Friday, January 15, 2010
Not counting 1Q84, which is due to be published in September 2011 according to most reports, did you know that Haruki Murakami still has two novels not published in America? Well now you do!
The two novels in question are called Kaze no uta o kike (風の歌を聴け）and 1973-nen no Pinbouru (1973年のピンボール), and in English, they're called Hear the Wind Sing and Pinball, 1973 respectively. They're the first two novels Murakami ever wrote, and along with A Wild Sheep Chase, the three novels make up the Trilogy of the Rat, as all three novels star the same protagonist who has a friend nicknamed "the Rat" (Of course, Dance Dance Dance is a sequel to A Wild Sheep Chase, making it really a tetralogy, but I guess the name was invented before Dance Dance Dance was published. Besides, who says the word tetralogy? Nobody, that's who! Can we bring this parenthetical aside to a close already??). Reportedly, they're unavailable in America because Murakami himself has admitted that he doesn't think they're very good anymore, and refuses to grant publishing rights.
However, there is an official English translation available for both novels, if you have the internet-savvy and/or money to hunt them down.A long time ago (I could check the publication dates but I don't feel like it), Kodansha published English versions of Murakami's most famous works within Japan into English as part of their "Kodansha English Library" collection or some such, basically with the idea that Japanese college students would read them to learn English. And in the back of the novel, there is in fact a page by page listing of uncommon vocabulary and phrases with English to Japanese translations. The best part about these versions is that they're translated by Alfred Birnbaum, who is the translator for the official English version of A Wild Sheep Chase and Dance Dance Dance. (And for those interested in translation comparison, Norwegian Wood is available (officially) from Vintage and translated by Jay Rubin, and in a Kodansha "English Library" version translated by Alfred Birnbaum. I haven't compared the two yet, but I bet it would be fascinating and intend to do so when I can get a hold of a copy.)
Hear the Wind Sing is pretty easy to find online, and will probably cost you about 15 bucks. If I wrote this post a few months ago, I would've said Pinball, 1973 is nearly impossible to get without a couple hundred bucks (or a couple thousand for some rare first editions). But as it turns out, it was just reprinted in Japan about three weeks ago(!!!), and most people on eBay are selling for about $20-25.

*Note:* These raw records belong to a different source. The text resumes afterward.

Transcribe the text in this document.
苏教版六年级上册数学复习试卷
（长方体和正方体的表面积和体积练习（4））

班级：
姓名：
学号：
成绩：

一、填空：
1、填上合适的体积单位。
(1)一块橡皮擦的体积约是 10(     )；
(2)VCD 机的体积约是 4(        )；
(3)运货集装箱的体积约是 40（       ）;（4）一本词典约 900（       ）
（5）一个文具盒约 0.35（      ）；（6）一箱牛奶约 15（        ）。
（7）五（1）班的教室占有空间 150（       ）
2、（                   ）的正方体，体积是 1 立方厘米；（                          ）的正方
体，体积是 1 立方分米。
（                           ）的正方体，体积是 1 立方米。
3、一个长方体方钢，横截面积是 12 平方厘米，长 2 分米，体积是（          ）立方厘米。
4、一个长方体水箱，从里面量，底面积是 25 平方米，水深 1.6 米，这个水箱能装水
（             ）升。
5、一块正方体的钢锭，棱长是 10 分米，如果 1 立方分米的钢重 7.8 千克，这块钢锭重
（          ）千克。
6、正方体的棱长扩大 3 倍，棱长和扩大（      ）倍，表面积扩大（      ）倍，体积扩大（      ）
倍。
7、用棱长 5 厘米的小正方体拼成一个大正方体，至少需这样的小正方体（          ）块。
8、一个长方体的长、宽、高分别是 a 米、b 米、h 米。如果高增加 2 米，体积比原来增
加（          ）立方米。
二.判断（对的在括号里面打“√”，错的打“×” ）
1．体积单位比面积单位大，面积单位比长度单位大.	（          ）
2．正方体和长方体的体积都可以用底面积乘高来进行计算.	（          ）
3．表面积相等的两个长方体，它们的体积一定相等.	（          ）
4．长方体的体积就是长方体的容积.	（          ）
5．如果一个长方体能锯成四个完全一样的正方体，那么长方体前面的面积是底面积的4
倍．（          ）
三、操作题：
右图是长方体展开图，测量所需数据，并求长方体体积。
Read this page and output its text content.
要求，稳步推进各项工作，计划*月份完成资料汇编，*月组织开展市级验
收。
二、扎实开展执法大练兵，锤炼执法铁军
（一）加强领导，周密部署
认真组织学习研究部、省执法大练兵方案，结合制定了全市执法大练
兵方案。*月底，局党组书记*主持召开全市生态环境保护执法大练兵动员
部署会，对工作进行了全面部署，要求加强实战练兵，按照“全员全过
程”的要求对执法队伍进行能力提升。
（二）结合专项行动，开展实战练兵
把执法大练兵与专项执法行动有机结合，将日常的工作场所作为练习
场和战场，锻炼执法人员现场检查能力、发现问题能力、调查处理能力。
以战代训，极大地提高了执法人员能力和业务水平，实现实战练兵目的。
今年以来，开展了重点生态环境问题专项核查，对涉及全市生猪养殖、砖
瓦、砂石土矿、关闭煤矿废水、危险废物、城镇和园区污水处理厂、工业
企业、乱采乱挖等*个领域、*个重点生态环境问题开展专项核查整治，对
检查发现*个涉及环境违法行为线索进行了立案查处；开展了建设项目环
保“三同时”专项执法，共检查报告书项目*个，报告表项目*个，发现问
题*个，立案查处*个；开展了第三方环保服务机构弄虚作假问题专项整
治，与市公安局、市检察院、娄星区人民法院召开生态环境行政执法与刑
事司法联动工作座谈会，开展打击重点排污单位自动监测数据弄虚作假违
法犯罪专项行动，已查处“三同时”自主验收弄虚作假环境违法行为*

It's pretty awesome that its now reprinted, easy-to-get, and fairly inexpensive for non-Japanese reading Murakami-enthusiasts. I ordered and read Hear the Wind Sing a couple years ago and liked it, but I don't remember it very well anymore. Pinball, 1973, which I just read, was surprisingly enjoyable, though it is still far from Murakami's other works. Part of the problem is length; both novels are ridiculously short (I guess you could call them novellas in that sense), so they don't go anywhere. Pinball, 1973 is also where Murakami first tries out his alternating narrator technique. The problem is, the chapters about the Rat are really boring. It provides a missing link to what you find out happens to the Rat in A Wild Sheep Chase, but are otherwise thoroughly unnecessary. The plot is crazy-thin, really more of a series of unrelated events regarding the narrator's lonely and directionless life (a theme Murakami will end up perfecting in later novels). However, some sequences are really touching and others are really hilarious, so I think its still worth a read. I mean, the climax of the novel is the protagonist having a conversation with a Pinball machine.What more do you want??
I decided to write about Pinball, 1973 to celebrate that I finally actually read it. I've had a legally-dubious PDF version that I found online on my computer for years, and have started reading it no less than four times only to put it down at various points. Now that I have finally read it, I can now say that I have officially read every single Murakami novel published in English. This victory is short lived of course, now that 1Q84 has a street-date, and it's even less exciting, now that I know I could have easily read it with an actual book in my hands. Oh well. I'm ordering it now. At least it'll look good on my bookshelf.